A ansiedade na infância é um tema que merece atenção especial de pais e cuidadores. Segundo especialistas, a maioria dos transtornos de ansiedade tem início ainda nos primeiros anos de vida, podendo evoluir para quadros mais complexos ao longo do desenvolvimento do indivíduo, conforme explicam especialista durante o CNN Sinais Vitais, deste sábado (29), às 19h30.
De acordo com o psiquiatra Márcio Bernik, chefe do Ambulatório de Ansiedade do Hospital das Clínicas da USP (Universidade de São Paulo), os transtornos de ansiedade frequentemente surgem na infância sob a forma de fobias.
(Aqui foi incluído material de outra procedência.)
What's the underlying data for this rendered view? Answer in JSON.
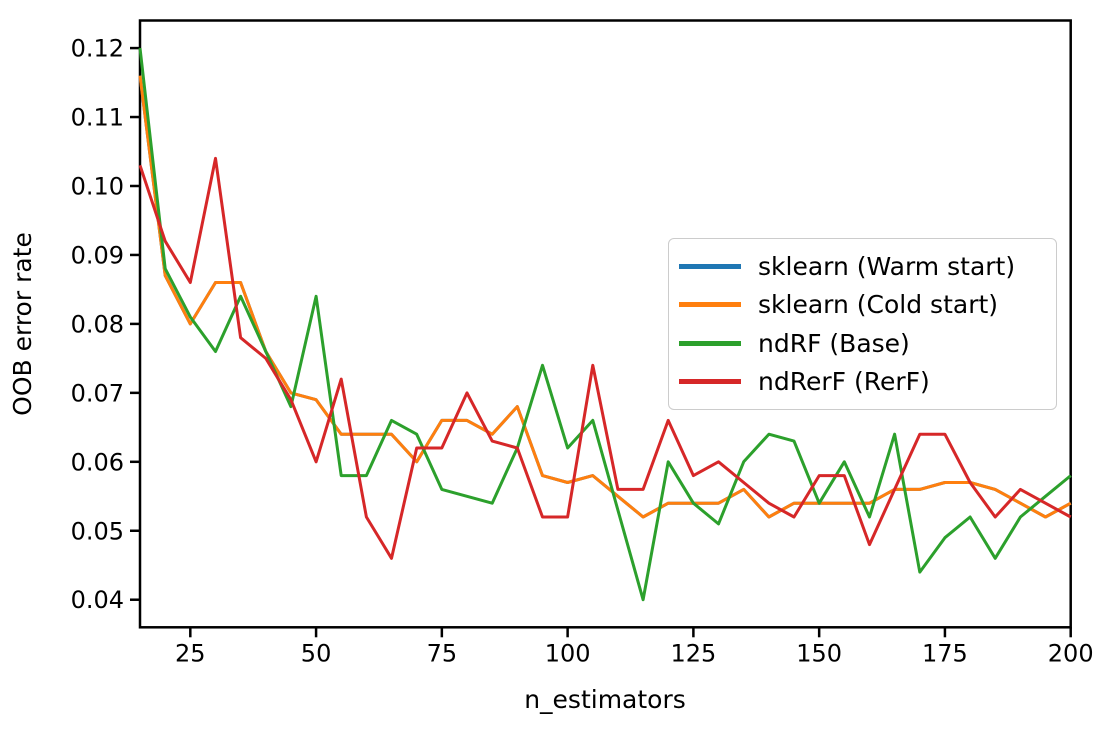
{
  "chart_data": {
    "type": "line",
    "title": "",
    "xlabel": "n_estimators",
    "ylabel": "OOB error rate",
    "xlim": [
      15,
      200
    ],
    "ylim": [
      0.036,
      0.124
    ],
    "x_ticks": [
      25,
      50,
      75,
      100,
      125,
      150,
      175,
      200
    ],
    "y_ticks": [
      0.04,
      0.05,
      0.06,
      0.07,
      0.08,
      0.09,
      0.1,
      0.11,
      0.12
    ],
    "grid": false,
    "legend_position": "center right",
    "x": [
      15,
      20,
      25,
      30,
      35,
      40,
      45,
      50,
      55,
      60,
      65,
      70,
      75,
      80,
      85,
      90,
      95,
      100,
      105,
      110,
      115,
      120,
      125,
      130,
      135,
      140,
      145,
      150,
      155,
      160,
      165,
      170,
      175,
      180,
      185,
      190,
      195,
      200
    ],
    "series": [
      {
        "name": "sklearn (Warm start)",
        "color": "#1f77b4",
        "values": [
          0.116,
          0.087,
          0.08,
          0.086,
          0.086,
          0.076,
          0.07,
          0.069,
          0.064,
          0.064,
          0.064,
          0.06,
          0.066,
          0.066,
          0.064,
          0.068,
          0.058,
          0.057,
          0.058,
          0.055,
          0.052,
          0.054,
          0.054,
          0.054,
          0.056,
          0.052,
          0.054,
          0.054,
          0.054,
          0.054,
          0.056,
          0.056,
          0.057,
          0.057,
          0.056,
          0.054,
          0.052,
          0.054
        ]
      },
      {
        "name": "sklearn (Cold start)",
        "color": "#ff7f0e",
        "values": [
          0.116,
          0.087,
          0.08,
          0.086,
          0.086,
          0.076,
          0.07,
          0.069,
          0.064,
          0.064,
          0.064,
          0.06,
          0.066,
          0.066,
          0.064,
          0.068,
          0.058,
          0.057,
          0.058,
          0.055,
          0.052,
          0.054,
          0.054,
          0.054,
          0.056,
          0.052,
          0.054,
          0.054,
          0.054,
          0.054,
          0.056,
          0.056,
          0.057,
          0.057,
          0.056,
          0.054,
          0.052,
          0.054
        ]
      },
      {
        "name": "ndRF (Base)",
        "color": "#2ca02c",
        "values": [
          0.12,
          0.088,
          0.081,
          0.076,
          0.084,
          0.076,
          0.068,
          0.084,
          0.058,
          0.058,
          0.066,
          0.064,
          0.056,
          0.055,
          0.054,
          0.062,
          0.074,
          0.062,
          0.066,
          0.053,
          0.04,
          0.06,
          0.054,
          0.051,
          0.06,
          0.064,
          0.063,
          0.054,
          0.06,
          0.052,
          0.064,
          0.044,
          0.049,
          0.052,
          0.046,
          0.052,
          0.055,
          0.058
        ]
      },
      {
        "name": "ndRerF (RerF)",
        "color": "#d62728",
        "values": [
          0.103,
          0.092,
          0.086,
          0.104,
          0.078,
          0.075,
          0.069,
          0.06,
          0.072,
          0.052,
          0.046,
          0.062,
          0.062,
          0.07,
          0.063,
          0.062,
          0.052,
          0.052,
          0.074,
          0.056,
          0.056,
          0.066,
          0.058,
          0.06,
          0.057,
          0.054,
          0.052,
          0.058,
          0.058,
          0.048,
          0.056,
          0.064,
          0.064,
          0.057,
          0.052,
          0.056,
          0.054,
          0.052
        ]
      }
    ],
    "style": {
      "spine_color": "#000000",
      "tick_label_size": 24,
      "axis_label_size": 25,
      "line_width": 3,
      "legend_border_color": "#cccccc"
    }
  }
}
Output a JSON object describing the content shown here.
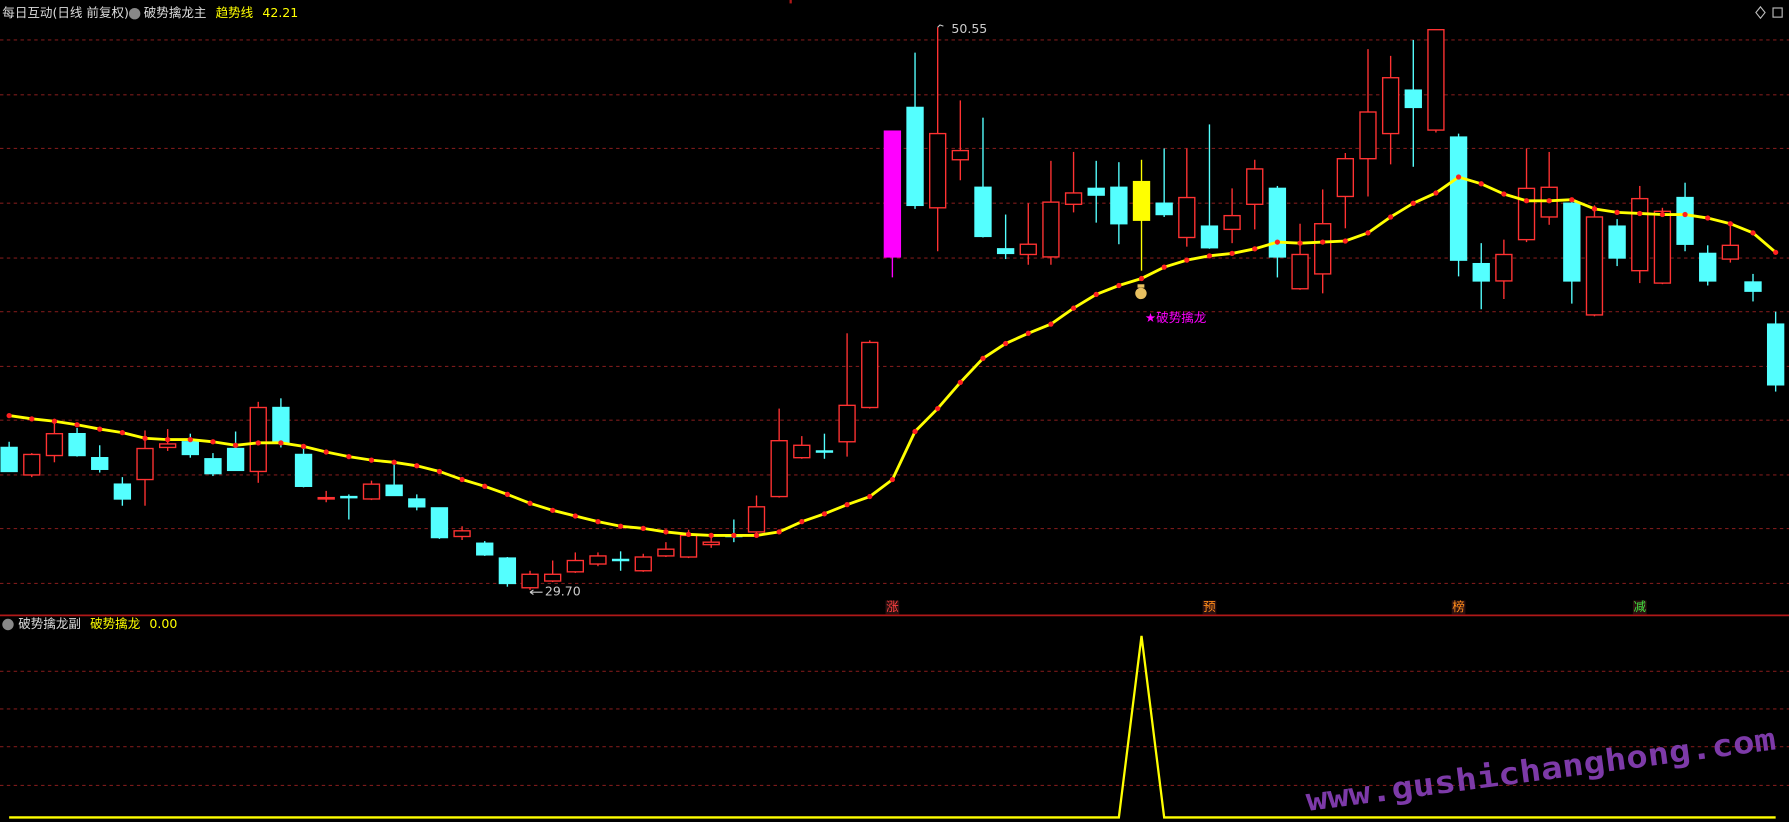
{
  "header": {
    "symbol": "每日互动(日线 前复权)"
  },
  "watermark": "www.gushichanghong.com",
  "chart_data": [
    {
      "type": "candlestick",
      "title": "破势擒龙主",
      "open": [
        34.98,
        33.96,
        34.68,
        35.49,
        34.6,
        33.62,
        33.79,
        34.98,
        35.19,
        34.56,
        34.94,
        34.09,
        36.46,
        34.72,
        33.07,
        33.16,
        33.07,
        33.58,
        33.07,
        32.74,
        31.68,
        31.43,
        30.88,
        29.78,
        30.03,
        30.37,
        30.66,
        30.83,
        30.41,
        30.96,
        30.92,
        31.38,
        31.72,
        31.85,
        33.16,
        34.6,
        34.85,
        35.19,
        36.46,
        42.04,
        47.58,
        43.86,
        45.64,
        44.62,
        42.34,
        42.13,
        42.04,
        43.99,
        44.58,
        44.62,
        43.4,
        44.03,
        42.76,
        43.18,
        43.06,
        43.99,
        44.58,
        40.86,
        41.41,
        44.28,
        45.68,
        46.61,
        48.22,
        46.74,
        46.48,
        41.79,
        41.15,
        42.68,
        43.52,
        44.03,
        39.89,
        43.18,
        41.53,
        41.07,
        44.24,
        42.17,
        41.96,
        41.11,
        39.55
      ],
      "high": [
        35.19,
        34.77,
        36.04,
        35.7,
        35.06,
        33.88,
        35.61,
        35.66,
        35.49,
        34.77,
        35.57,
        36.67,
        36.8,
        34.98,
        33.37,
        33.24,
        33.75,
        34.51,
        33.24,
        32.74,
        32.06,
        31.51,
        30.92,
        30.41,
        30.79,
        31.09,
        31.09,
        31.13,
        31.04,
        31.47,
        31.93,
        31.72,
        32.31,
        33.2,
        36.42,
        35.4,
        35.49,
        39.21,
        38.95,
        46.7,
        49.61,
        50.55,
        47.84,
        47.2,
        43.61,
        44.03,
        45.6,
        45.93,
        45.6,
        45.55,
        45.64,
        46.06,
        46.06,
        46.95,
        44.58,
        45.64,
        44.67,
        43.27,
        44.54,
        45.89,
        49.74,
        49.49,
        50.08,
        50.46,
        46.61,
        42.55,
        42.68,
        46.06,
        45.93,
        44.12,
        43.95,
        43.44,
        44.67,
        43.86,
        44.79,
        42.47,
        43.27,
        41.41,
        40.01
      ],
      "low": [
        34.09,
        33.88,
        34.43,
        34.64,
        34.05,
        32.82,
        32.82,
        34.85,
        34.6,
        33.92,
        34.13,
        33.67,
        34.98,
        33.5,
        32.95,
        32.31,
        33.03,
        33.2,
        32.65,
        31.59,
        31.55,
        30.96,
        29.82,
        29.7,
        29.99,
        30.33,
        30.58,
        30.41,
        30.37,
        30.92,
        30.88,
        31.26,
        31.47,
        31.68,
        33.12,
        34.56,
        34.56,
        34.64,
        36.42,
        41.28,
        43.82,
        42.25,
        44.88,
        42.76,
        41.96,
        41.75,
        41.75,
        43.69,
        43.31,
        42.51,
        41.53,
        43.52,
        42.42,
        42.34,
        42.55,
        43.06,
        41.28,
        40.82,
        40.69,
        43.1,
        44.28,
        45.47,
        45.38,
        46.65,
        41.32,
        40.1,
        40.48,
        42.59,
        43.23,
        40.31,
        39.84,
        41.7,
        41.07,
        41.03,
        42.25,
        40.98,
        41.83,
        40.39,
        37.05
      ],
      "close": [
        34.09,
        34.72,
        35.49,
        34.68,
        34.17,
        33.07,
        34.94,
        35.11,
        34.72,
        34.01,
        34.13,
        36.46,
        35.15,
        33.54,
        33.12,
        33.12,
        33.62,
        33.2,
        32.78,
        31.64,
        31.89,
        31.0,
        29.94,
        30.28,
        30.28,
        30.79,
        30.96,
        30.79,
        30.92,
        31.21,
        31.72,
        31.47,
        31.68,
        32.78,
        35.23,
        35.06,
        34.81,
        36.54,
        38.87,
        46.7,
        43.95,
        46.61,
        45.98,
        42.8,
        42.17,
        42.51,
        44.07,
        44.41,
        44.33,
        43.27,
        44.83,
        43.61,
        44.24,
        42.38,
        43.57,
        45.3,
        42.04,
        42.13,
        43.27,
        45.68,
        47.41,
        48.68,
        47.58,
        50.46,
        41.92,
        41.15,
        42.13,
        44.58,
        44.62,
        41.15,
        43.52,
        42.0,
        44.2,
        43.73,
        42.51,
        41.15,
        42.47,
        40.77,
        37.3
      ],
      "up_color": "#ff3232",
      "down_color": "#54ffff",
      "highlight": [
        {
          "index": 39,
          "color": "#ff00ff"
        },
        {
          "index": 50,
          "color": "#ffff00"
        }
      ],
      "series": [
        {
          "name": "趋势线",
          "color": "#ffff00",
          "dot_color": "#ff2020",
          "values": [
            36.16,
            36.04,
            35.95,
            35.82,
            35.66,
            35.53,
            35.32,
            35.27,
            35.27,
            35.19,
            35.06,
            35.15,
            35.15,
            35.02,
            34.81,
            34.64,
            34.51,
            34.43,
            34.3,
            34.09,
            33.79,
            33.54,
            33.24,
            32.91,
            32.65,
            32.44,
            32.23,
            32.06,
            31.98,
            31.85,
            31.76,
            31.72,
            31.72,
            31.72,
            31.85,
            32.23,
            32.52,
            32.86,
            33.16,
            33.79,
            35.57,
            36.42,
            37.39,
            38.28,
            38.83,
            39.21,
            39.55,
            40.14,
            40.65,
            40.98,
            41.24,
            41.66,
            41.92,
            42.08,
            42.17,
            42.34,
            42.59,
            42.55,
            42.59,
            42.63,
            42.93,
            43.52,
            44.03,
            44.41,
            45.0,
            44.75,
            44.37,
            44.12,
            44.12,
            44.16,
            43.82,
            43.69,
            43.65,
            43.61,
            43.61,
            43.48,
            43.27,
            42.93,
            42.21
          ]
        }
      ],
      "max_label": "50.55",
      "min_label": "29.70",
      "annotations": [
        {
          "index": 50,
          "text": "★破势擒龙",
          "color": "#ff00ff"
        }
      ],
      "signals": [
        {
          "index": 39,
          "label": "涨",
          "color": "#ff4040"
        },
        {
          "index": 53,
          "label": "预",
          "color": "#ff8c1a"
        },
        {
          "index": 64,
          "label": "榜",
          "color": "#ff8c1a"
        },
        {
          "index": 72,
          "label": "减",
          "color": "#40e040"
        }
      ],
      "ylim": [
        28.8,
        51.56
      ]
    },
    {
      "type": "line",
      "title": "破势擒龙副",
      "series": [
        {
          "name": "破势擒龙",
          "color": "#ffff00",
          "values": [
            0,
            0,
            0,
            0,
            0,
            0,
            0,
            0,
            0,
            0,
            0,
            0,
            0,
            0,
            0,
            0,
            0,
            0,
            0,
            0,
            0,
            0,
            0,
            0,
            0,
            0,
            0,
            0,
            0,
            0,
            0,
            0,
            0,
            0,
            0,
            0,
            0,
            0,
            0,
            0,
            0,
            0,
            0,
            0,
            0,
            0,
            0,
            0,
            0,
            0,
            1,
            0,
            0,
            0,
            0,
            0,
            0,
            0,
            0,
            0,
            0,
            0,
            0,
            0,
            0,
            0,
            0,
            0,
            0,
            0,
            0,
            0,
            0,
            0,
            0,
            0,
            0,
            0,
            0
          ],
          "value_labels": [
            null,
            null,
            null,
            null,
            null,
            null,
            null,
            null,
            null,
            null,
            null,
            null,
            null,
            null,
            null,
            null,
            null,
            null,
            null,
            null,
            null,
            null,
            null,
            null,
            null,
            null,
            null,
            null,
            null,
            null,
            null,
            null,
            null,
            null,
            null,
            null,
            null,
            null,
            null,
            null,
            null,
            null,
            null,
            null,
            null,
            null,
            null,
            null,
            null,
            null,
            null,
            null,
            null,
            null,
            null,
            null,
            null,
            null,
            null,
            null,
            null,
            null,
            null,
            null,
            null,
            null,
            null,
            null,
            null,
            null,
            null,
            null,
            null,
            null,
            null,
            null,
            null,
            null,
            "0.00"
          ]
        }
      ],
      "ylim": [
        0,
        1
      ]
    }
  ]
}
“Geralmente começam com fobias na infância. Depois isso evolui para quadros do tipo crise de pânico, geralmente na adolescência”, explicou. Ele acrescentou que, em idades mais avançadas, os pacientes tendem a apresentar preocupações excessivas como manifestação predominante do transtorno.
Bernik destacou ainda que muitas fobias da infância são transitórias e melhoram com o tempo. “É normal quando a criança está começando a interagir com o mundo desenvolver medos, alguns medos até meio mágicos”, afirmou.
Para ele, um certo grau de ansiedade faz parte dos mecanismos de sobrevivência da espécie, sendo necessário para que a criança perceba e evite situações de perigo.
O papel da genética no transtorno de pânico
O transtorno de pânico, embora não seja o mais comum entre os transtornos de ansiedade, chama atenção por seu forte componente genético. Segundo Bernik, cerca de 70% da variância relacionada à chance de ocorrência da doença é de origem genética.
“Quem vai ter pânico são os filhos dos nossos pacientes com pânico”, afirmou. Ele classificou o transtorno de pânico como um dos mais geneticamente determinados em psiquiatria, ao lado do transtorno bipolar.
Para ilustrar a prevalência do quadro, Bernik relatou uma experiência em um pronto-socorro, na qual ele e um pós-graduando identificaram, em apenas um mês, 140 pacientes que chegavam com sensação de morte iminente e apresentavam eletrocardiograma completamente normal — um sinal clássico do transtorno de pânico.
Como o pensamento ansioso consome o indivíduo
A neuropsicóloga Maria Alice Fontes descreveu de forma detalhada como o padrão de pensamento ansioso afeta a vida cotidiana. Segundo ela, pessoas com ansiedade tendem a focar sempre no pior evento possível, desenvolvendo o que chamou de pensamento “tudo ou nada”. “Ela começa a ser consumida por esses pensamentos negativos de algo ruim que vai acontecer e a previsibilidade dela fica focada no pior desfecho”, explicou.
Fontes também apontou que esse estado mental pode gerar sintomas físicos intensos, como taquicardia, sudorese e sensação de fuga de pensamentos. Em vez de conseguir conduzir a rotina normalmente, a pessoa passa a dedicar energia a identificar tudo que pode dar errado, comprometendo significativamente sua qualidade de vida.